Saturday, October 10, 2009

Day Thirty-three - "Who knew at age twelve?"

I got down to Dauphin Island around 5:30 yesterday afternoon. The grass was extremely high so I decided to start mowing a little. Got about a quarter of the lawn mowed when I ran over an illegally cut down pine tree stump and bent the blade of the mower. That stunk. Once I got the blade fixed the mower wouldn’t start so I decided to call it a night and go inside and chill. I fixed some dinner – fish, asparagus pan sauteed with olive oil and garlic, and a sweet potato with a little butter. Yum. I haven’t had butter in a while – it was good. I watched “Meet the Abbotts” but couldn’t tell you the ending because I fell asleep about 8:30. Must have really needed the rest. I woke up this morning about 7:00. I never sleep that long.

Went out to see if I could get the mower started and did so I went ahead and finished the front yard. I need to get to the back yard soon but before I do, I wanted to write a little about my findings through the emails and correspondence I’m reading. There is so much information that I’m a little overwhelmed by it. A lot of stuff I didn’t even remember because it’s difficult to. ( I know – never end a sentence with a preposition – please give me some writer’s leeway.)

The earliest correspondence I have is on July 10, 2003. Evidence from the email shows that I had been in contact with Michele prior to this, however, I don’t have any actual hard copy of that. I copy part of it below. It shows my state of mind during this time.

Hey Michele,
You know what really hacks me off? I’ve been getting lots of pictures from so many people about the reunion and so many of them look like everyone had such a great time. But I feel like ASIJ and my memories of it are sooooo over burdened by the experience I had with Jack that I can’t and never will enjoy those memories.

It’s like I was robbed of my childhood and now am still robbed of it as an adult. My relationships with my classmates are very superficial. Even some who know about what happened seem to discount it and try to act like it was no big deal. Even I’m trying to do that.

It takes too much energy to relate to people like that. I find myself not interested in those superficial relationships. But yet I know I have to have them to relate to people all through out life.

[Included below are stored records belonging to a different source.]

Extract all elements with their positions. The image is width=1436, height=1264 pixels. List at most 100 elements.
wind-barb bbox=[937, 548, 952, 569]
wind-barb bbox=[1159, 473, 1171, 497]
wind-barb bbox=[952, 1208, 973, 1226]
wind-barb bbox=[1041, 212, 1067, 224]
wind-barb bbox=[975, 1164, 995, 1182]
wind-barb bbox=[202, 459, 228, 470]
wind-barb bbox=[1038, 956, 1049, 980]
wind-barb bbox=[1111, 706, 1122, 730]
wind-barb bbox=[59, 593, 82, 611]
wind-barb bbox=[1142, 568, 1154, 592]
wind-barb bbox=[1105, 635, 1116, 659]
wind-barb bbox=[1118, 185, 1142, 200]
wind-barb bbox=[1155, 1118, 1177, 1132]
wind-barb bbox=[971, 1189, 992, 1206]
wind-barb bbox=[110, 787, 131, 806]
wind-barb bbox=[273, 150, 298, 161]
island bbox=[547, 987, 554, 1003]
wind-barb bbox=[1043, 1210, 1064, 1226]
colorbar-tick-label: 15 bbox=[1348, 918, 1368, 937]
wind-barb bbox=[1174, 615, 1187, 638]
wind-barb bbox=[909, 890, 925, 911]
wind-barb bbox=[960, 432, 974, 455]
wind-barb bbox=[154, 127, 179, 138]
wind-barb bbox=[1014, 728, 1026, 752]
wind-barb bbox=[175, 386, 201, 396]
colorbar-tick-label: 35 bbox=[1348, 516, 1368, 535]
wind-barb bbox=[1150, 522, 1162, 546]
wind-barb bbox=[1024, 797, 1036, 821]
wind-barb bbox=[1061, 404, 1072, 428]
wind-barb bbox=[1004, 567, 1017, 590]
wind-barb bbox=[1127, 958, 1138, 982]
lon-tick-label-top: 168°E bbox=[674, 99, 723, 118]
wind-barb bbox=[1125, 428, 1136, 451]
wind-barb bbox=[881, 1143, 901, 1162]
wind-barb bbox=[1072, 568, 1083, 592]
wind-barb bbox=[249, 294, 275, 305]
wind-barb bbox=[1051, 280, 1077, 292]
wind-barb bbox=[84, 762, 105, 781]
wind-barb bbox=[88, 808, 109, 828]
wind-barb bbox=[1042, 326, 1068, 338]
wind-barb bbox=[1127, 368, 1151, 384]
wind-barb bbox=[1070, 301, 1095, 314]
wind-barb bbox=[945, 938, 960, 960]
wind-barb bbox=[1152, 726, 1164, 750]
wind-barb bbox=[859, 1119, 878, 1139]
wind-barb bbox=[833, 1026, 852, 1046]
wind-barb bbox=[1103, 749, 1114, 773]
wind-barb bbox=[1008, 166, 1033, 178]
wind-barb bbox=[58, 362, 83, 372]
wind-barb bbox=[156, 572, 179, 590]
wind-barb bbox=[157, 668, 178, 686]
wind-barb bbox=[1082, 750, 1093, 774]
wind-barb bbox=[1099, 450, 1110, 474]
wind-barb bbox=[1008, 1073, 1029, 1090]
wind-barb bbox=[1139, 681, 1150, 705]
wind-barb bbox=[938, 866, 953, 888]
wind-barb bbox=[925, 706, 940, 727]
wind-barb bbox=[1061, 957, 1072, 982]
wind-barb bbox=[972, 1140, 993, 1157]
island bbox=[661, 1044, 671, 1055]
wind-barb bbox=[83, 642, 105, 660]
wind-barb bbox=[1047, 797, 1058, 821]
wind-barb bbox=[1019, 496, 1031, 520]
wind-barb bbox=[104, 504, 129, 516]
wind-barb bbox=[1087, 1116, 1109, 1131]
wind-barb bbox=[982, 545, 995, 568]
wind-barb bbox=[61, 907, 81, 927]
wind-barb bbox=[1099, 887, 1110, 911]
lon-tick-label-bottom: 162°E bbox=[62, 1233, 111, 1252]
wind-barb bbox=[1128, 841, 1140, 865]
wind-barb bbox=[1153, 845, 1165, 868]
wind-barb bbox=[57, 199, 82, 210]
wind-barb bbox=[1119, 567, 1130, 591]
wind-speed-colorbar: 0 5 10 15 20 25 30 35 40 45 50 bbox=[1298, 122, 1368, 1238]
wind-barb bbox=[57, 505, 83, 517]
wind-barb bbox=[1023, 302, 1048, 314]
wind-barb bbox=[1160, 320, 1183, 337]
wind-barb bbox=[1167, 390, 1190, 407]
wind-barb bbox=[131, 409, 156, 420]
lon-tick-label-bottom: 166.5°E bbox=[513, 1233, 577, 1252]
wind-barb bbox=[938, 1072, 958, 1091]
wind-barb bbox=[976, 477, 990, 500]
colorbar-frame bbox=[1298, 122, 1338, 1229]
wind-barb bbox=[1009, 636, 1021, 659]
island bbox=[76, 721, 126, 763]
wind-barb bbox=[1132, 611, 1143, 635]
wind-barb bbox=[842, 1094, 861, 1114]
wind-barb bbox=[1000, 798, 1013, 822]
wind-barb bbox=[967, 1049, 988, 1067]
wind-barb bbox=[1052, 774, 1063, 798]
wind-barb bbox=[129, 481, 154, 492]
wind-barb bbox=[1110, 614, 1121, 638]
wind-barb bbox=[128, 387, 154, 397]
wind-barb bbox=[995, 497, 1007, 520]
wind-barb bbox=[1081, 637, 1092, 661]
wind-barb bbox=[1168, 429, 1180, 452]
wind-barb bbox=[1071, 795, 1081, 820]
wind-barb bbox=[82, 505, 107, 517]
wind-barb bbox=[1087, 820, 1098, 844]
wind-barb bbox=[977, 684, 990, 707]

I love those pictures you sent me, too. In fact, the gentleness and tenderness they depict reflect my feelings about you. You are very special to me and you always will be. Keep me posted.
Janet

Michele's response sheds interesting light on different things. I’m not going to post her correspondence to me verbatim but just summarize it as there are personal things in there that I don’t feel are my place to share. However, pertaining to this discussion, I will share those things.

Michele went to the reunion in San Francisco in order to find out if some memories she began having were valid. She began having memories of things about a year before and “was trying so hard to try to remember if (IT) really happened or not, and I thought coming to the ASIJ reunion would help me recover my lost mind.” She approached the former ASIJ principle (early 70’s) and thought he might help her but after her attempt to even great him casually and joke with him he, “blanched stiffly and moved away, clearly uncomfortable and anxious to get away from me.“

She goes on to talk about how she arrived in the “groupies” category of Jack. Evidently, she was in the guidance counselor’s office crying and Jack “laid eyes on the 12 year old me and called my mother, inviting me to Miyake. I spent every summer and school holiday there till I graduated from high school.”

She speaks of one young girl who used to go out to Miyake alone without anyone else. She would cry before she went, telling her friends she didn’t want to go, but they never discussed why. “Who knew at age 12?”